OpenSUSE 11.4: A blast from Linux past

OpenSUSE is back with a new, improved version, but it reminds me of how spoiled I've been by other Linux distributions.

By , ITworld |  Operating Systems, Linux, Novell

OpenSUSE is back with a new, improved version, but it reminds me of how spoiled I've been by other Linux distributions.

I've liked openSUSE since before it was named openSUSE and went by the unlikely name S.u.S.E Linux 4.2 back in 1996. It's come a long, long way since then. Today, this Novell-supported community Linux distribution makes both a strong, server and desktop. For all that, though I've found in this go-around some fit and polish issues.

[ See also: Image gallery: OpenSUSE 11.4 ]

To test it out, I put openSUSE 11.4, on two computers. The first was a Gateway SX2802-07 desktop. This PC uses a 2.6GHZ Intel Pentium Dual-Core E5300 processor and has 6GBs of RAM and a 640GB hard-drive and was being wasted doing nothing but serving as a full-time Windows PC. The other was VirtualBox 4.04 VM (virtual machine) running on my Mint 10 desktop. Behind the VM was a Dell Inspiron 530S powered by a 2.2-GHz Intel Pentium E2200 dual-core processor with an 800-MHz front-side bus. This box has 4GBs of RAM, a 500GB SATA (Serial ATA) drive, and an Integrated Intel 3100 GMA (Graphics Media Accelerator) chip set.

Neither of these are exactly screamingly fast PCs. I'd characterize them as inexpensive, older PCs. You'd almost have to try hard to get slower PCs in today's market. That said, openSUSE 11.4 ran like a top on both of them. I especially noticed on the Gateway PC, which I'd been using for Web browser benchmarking on Windows 7, just how much faster openSUSE is than Windows 7. It was like moving from a family sedan to a sports car.

On both systems, there was nothing to the installation process. I downloaded the full DVD, which took a while even with my 25Mbps (Megabit per second) Internet connection. If you have a slower connection, you can also download it in CD versions, which are much smaller and hence are faster to download.
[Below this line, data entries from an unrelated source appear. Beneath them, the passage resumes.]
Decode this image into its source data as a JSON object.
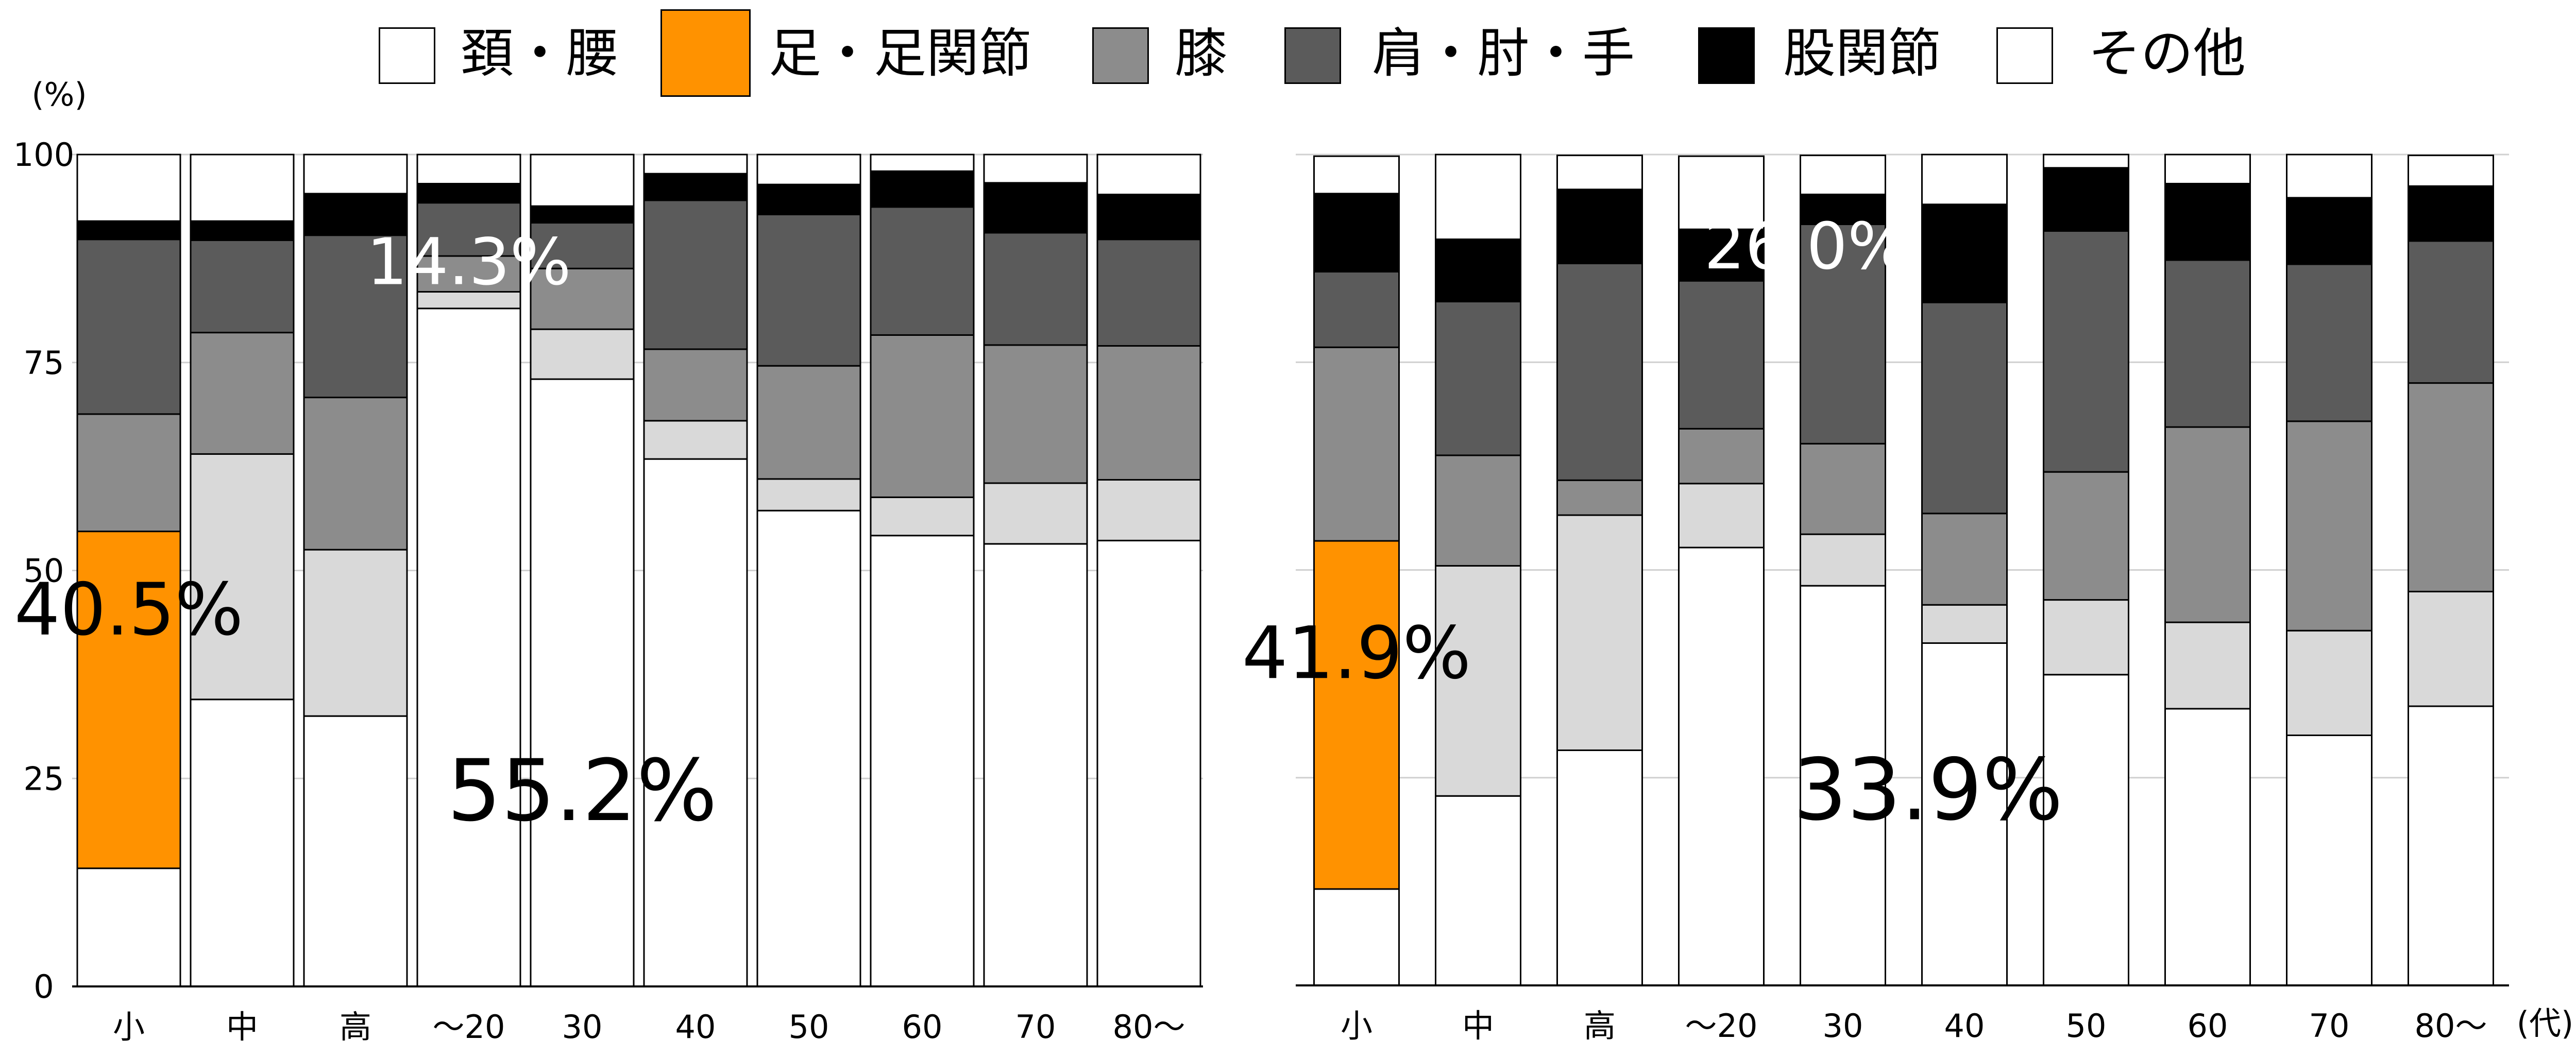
{
  "legend": {
    "items": [
      {
        "label": "頚・腰",
        "color": "#ffffff"
      },
      {
        "label": "足・足関節",
        "color": "#ff9200"
      },
      {
        "label": "膝",
        "color": "#8c8c8c"
      },
      {
        "label": "肩・肘・手",
        "color": "#5b5b5b"
      },
      {
        "label": "股関節",
        "color": "#000000"
      },
      {
        "label": "その他",
        "color": "#ffffff"
      }
    ]
  },
  "y_axis_unit": "(%)",
  "x_axis_unit": "(代)",
  "colors": {
    "neck_back": "#ffffff",
    "unlabeled": "#d9d9d9",
    "foot_ankle": "#ff9200",
    "knee": "#8c8c8c",
    "shoulder_elbow_hand": "#5b5b5b",
    "hip": "#000000",
    "other": "#ffffff",
    "gridline": "#d0d0d0"
  },
  "chart_data": [
    {
      "type": "bar",
      "stacked": true,
      "categories": [
        "小",
        "中",
        "高",
        "～20",
        "30",
        "40",
        "50",
        "60",
        "70",
        "80～"
      ],
      "ylim": [
        0,
        100
      ],
      "yticks": [
        0,
        25,
        50,
        75,
        100
      ],
      "grid": true,
      "legend_position": "top",
      "series": [
        {
          "name": "頚・腰",
          "color": "#ffffff",
          "values": [
            14.2,
            34.5,
            32.5,
            81.5,
            73.0,
            63.4,
            57.2,
            54.2,
            53.2,
            53.6
          ]
        },
        {
          "color": "#d9d9d9",
          "values": [
            0,
            29.5,
            20.0,
            2.0,
            6.0,
            4.6,
            3.8,
            4.6,
            7.3,
            7.3
          ]
        },
        {
          "name": "足・足関節",
          "color": "#ff9200",
          "values": [
            40.5,
            0,
            0,
            0,
            0,
            0,
            0,
            0,
            0,
            0
          ]
        },
        {
          "name": "膝",
          "color": "#8c8c8c",
          "values": [
            14.1,
            14.6,
            18.3,
            4.3,
            7.3,
            8.6,
            13.6,
            19.5,
            16.6,
            16.1
          ]
        },
        {
          "name": "肩・肘・手",
          "color": "#5b5b5b",
          "values": [
            21.0,
            11.1,
            19.5,
            6.4,
            5.5,
            17.9,
            18.2,
            15.4,
            13.5,
            12.8
          ]
        },
        {
          "name": "股関節",
          "color": "#000000",
          "values": [
            2.2,
            2.3,
            5.0,
            2.3,
            2.0,
            3.2,
            3.6,
            4.3,
            6.0,
            5.4
          ]
        },
        {
          "name": "その他",
          "color": "#ffffff",
          "values": [
            8.0,
            8.0,
            4.7,
            3.5,
            6.2,
            2.3,
            3.6,
            2.0,
            3.4,
            4.8
          ]
        }
      ],
      "annotations": [
        {
          "text": "40.5%",
          "category": "小",
          "y": 42
        },
        {
          "text": "14.3%",
          "category": "～20",
          "y": 90
        },
        {
          "text": "55.2%",
          "category": "～20–40",
          "y": 20
        }
      ]
    },
    {
      "type": "bar",
      "stacked": true,
      "categories": [
        "小",
        "中",
        "高",
        "～20",
        "30",
        "40",
        "50",
        "60",
        "70",
        "80～"
      ],
      "ylim": [
        0,
        100
      ],
      "yticks": [
        0,
        25,
        50,
        75,
        100
      ],
      "grid": true,
      "series": [
        {
          "name": "頚・腰",
          "color": "#ffffff",
          "values": [
            11.6,
            22.8,
            28.3,
            52.7,
            48.1,
            41.2,
            37.4,
            33.3,
            30.1,
            33.6
          ]
        },
        {
          "color": "#d9d9d9",
          "values": [
            0,
            27.7,
            28.3,
            7.7,
            6.2,
            4.6,
            9.0,
            10.4,
            12.6,
            13.8
          ]
        },
        {
          "name": "足・足関節",
          "color": "#ff9200",
          "values": [
            41.9,
            0,
            0,
            0,
            0,
            0,
            0,
            0,
            0,
            0
          ]
        },
        {
          "name": "膝",
          "color": "#8c8c8c",
          "values": [
            23.3,
            13.3,
            4.2,
            6.6,
            10.9,
            11.0,
            15.4,
            23.5,
            25.2,
            25.1
          ]
        },
        {
          "name": "肩・肘・手",
          "color": "#5b5b5b",
          "values": [
            9.1,
            18.5,
            26.1,
            17.8,
            26.4,
            25.4,
            29.0,
            20.1,
            18.9,
            17.1
          ]
        },
        {
          "name": "股関節",
          "color": "#000000",
          "values": [
            9.4,
            7.5,
            8.9,
            6.2,
            3.6,
            11.8,
            7.6,
            9.2,
            8.0,
            6.6
          ]
        },
        {
          "name": "その他",
          "color": "#ffffff",
          "values": [
            4.5,
            10.2,
            4.1,
            8.8,
            4.7,
            6.0,
            1.6,
            3.5,
            5.2,
            3.7
          ]
        }
      ],
      "annotations": [
        {
          "text": "41.9%",
          "category": "小",
          "y": 37
        },
        {
          "text": "26.0%",
          "category": "～20–30",
          "y": 86
        },
        {
          "text": "33.9%",
          "category": "～20–40",
          "y": 20
        }
      ]
    }
  ]
}
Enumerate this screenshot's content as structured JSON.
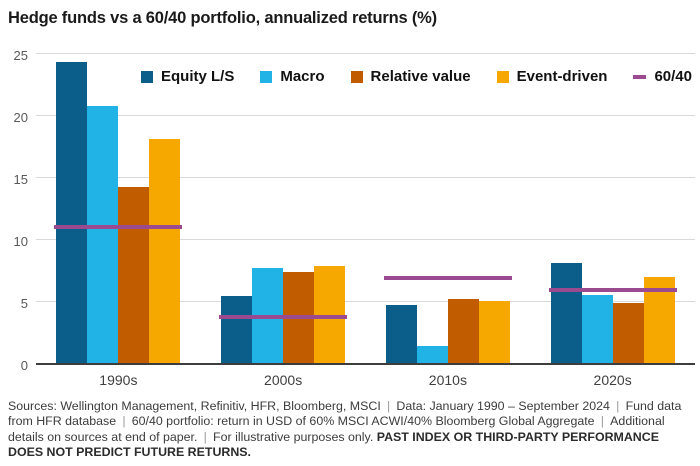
{
  "title": "Hedge funds vs a 60/40 portfolio, annualized returns (%)",
  "colors": {
    "equity": "#0b5d8a",
    "macro": "#22b3e6",
    "relative_value": "#c15d00",
    "event_driven": "#f6a800",
    "portfolio_6040": "#9c4a8f",
    "grid": "#d9d9d9",
    "axis": "#3d3d3d"
  },
  "chart_data": {
    "type": "bar",
    "title": "Hedge funds vs a 60/40 portfolio, annualized returns (%)",
    "categories": [
      "1990s",
      "2000s",
      "2010s",
      "2020s"
    ],
    "series": [
      {
        "name": "Equity L/S",
        "color_key": "equity",
        "values": [
          24.4,
          5.4,
          4.7,
          8.1
        ]
      },
      {
        "name": "Macro",
        "color_key": "macro",
        "values": [
          20.9,
          7.7,
          1.4,
          5.5
        ]
      },
      {
        "name": "Relative value",
        "color_key": "relative_value",
        "values": [
          14.3,
          7.4,
          5.2,
          4.9
        ]
      },
      {
        "name": "Event-driven",
        "color_key": "event_driven",
        "values": [
          18.2,
          7.9,
          5.0,
          7.0
        ]
      }
    ],
    "line_series": {
      "name": "60/40",
      "color_key": "portfolio_6040",
      "values": [
        11.0,
        3.7,
        6.9,
        5.9
      ]
    },
    "xlabel": "",
    "ylabel": "",
    "ylim": [
      0,
      25
    ],
    "yticks": [
      0,
      5,
      10,
      15,
      20,
      25
    ],
    "grid": true,
    "legend_position": "top"
  },
  "footer": {
    "segments": [
      {
        "text": "Sources: Wellington Management, Refinitiv, HFR, Bloomberg, MSCI",
        "bold": false
      },
      {
        "text": "Data: January 1990 – September 2024",
        "bold": false
      },
      {
        "text": "Fund data from HFR database",
        "bold": false
      },
      {
        "text": "60/40 portfolio: return in USD of 60% MSCI ACWI/40% Bloomberg Global Aggregate",
        "bold": false
      },
      {
        "text": "Additional details on sources at end of paper.",
        "bold": false
      },
      {
        "text": "For illustrative purposes only. ",
        "bold": false
      }
    ],
    "bold_text": "PAST INDEX OR THIRD-PARTY PERFORMANCE DOES NOT PREDICT FUTURE RETURNS.",
    "separator": "|"
  }
}
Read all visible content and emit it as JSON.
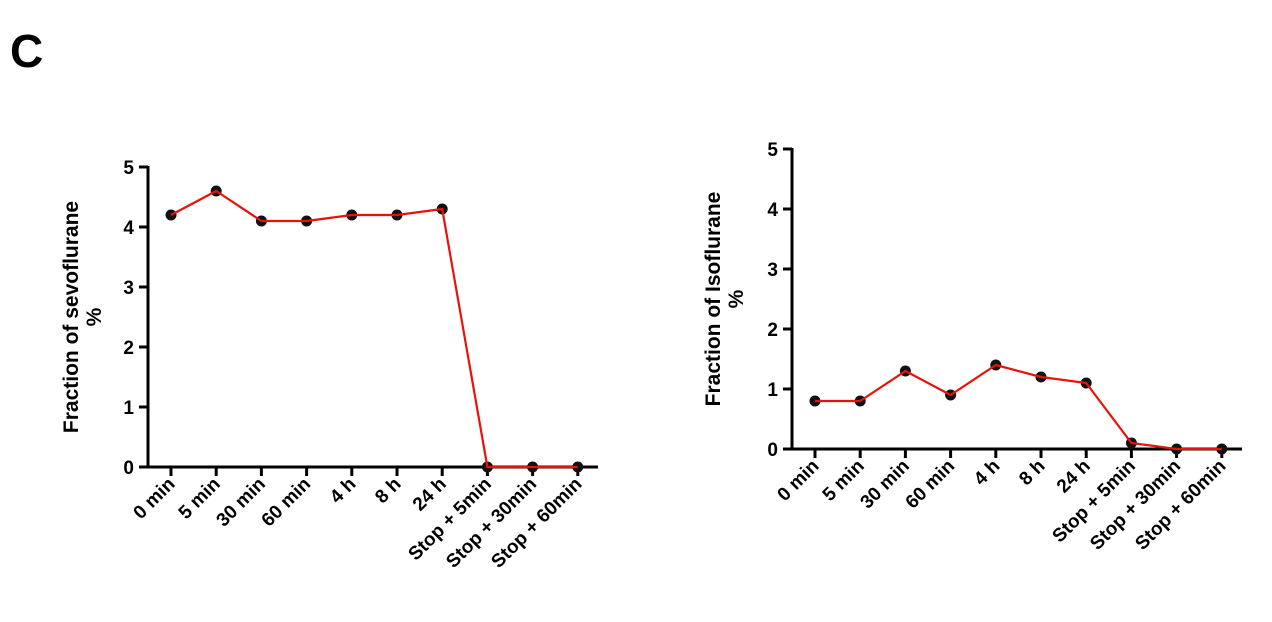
{
  "panel_label": "C",
  "chart_data": [
    {
      "type": "line",
      "ylabel_line1": "Fraction of sevoflurane",
      "ylabel_line2": "%",
      "categories": [
        "0 min",
        "5 min",
        "30 min",
        "60 min",
        "4 h",
        "8 h",
        "24 h",
        "Stop + 5min",
        "Stop + 30min",
        "Stop +  60min"
      ],
      "values": [
        4.2,
        4.6,
        4.1,
        4.1,
        4.2,
        4.2,
        4.3,
        0,
        0,
        0
      ],
      "ylim": [
        0,
        5
      ],
      "yticks": [
        0,
        1,
        2,
        3,
        4,
        5
      ],
      "grid": false,
      "line_color": "#e8120c",
      "marker_color": "#111111"
    },
    {
      "type": "line",
      "ylabel_line1": "Fraction of Isoflurane",
      "ylabel_line2": "%",
      "categories": [
        "0 min",
        "5 min",
        "30 min",
        "60 min",
        "4 h",
        "8 h",
        "24 h",
        "Stop + 5min",
        "Stop + 30min",
        "Stop + 60min"
      ],
      "values": [
        0.8,
        0.8,
        1.3,
        0.9,
        1.4,
        1.2,
        1.1,
        0.1,
        0,
        0
      ],
      "ylim": [
        0,
        5
      ],
      "yticks": [
        0,
        1,
        2,
        3,
        4,
        5
      ],
      "grid": false,
      "line_color": "#e8120c",
      "marker_color": "#111111"
    }
  ]
}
With the Windows 7 system, I just booted it up from the DVD and let openSUSE take care of dividing up the hard disk with the copy of Windows 7 Ultimate that was already living there. No fuss, no muss. In less than an hour I had both a working Windows 7 system and a new copy of openSUSE 11.4.

The basics are great. The brand new openSUSE 11.4 uses the 2.6.37 Linux kernel. This kernel does a great job of scaling virtual memory. On your desktop that's not a big deal, but it can be on your servers when you're running tight on memory.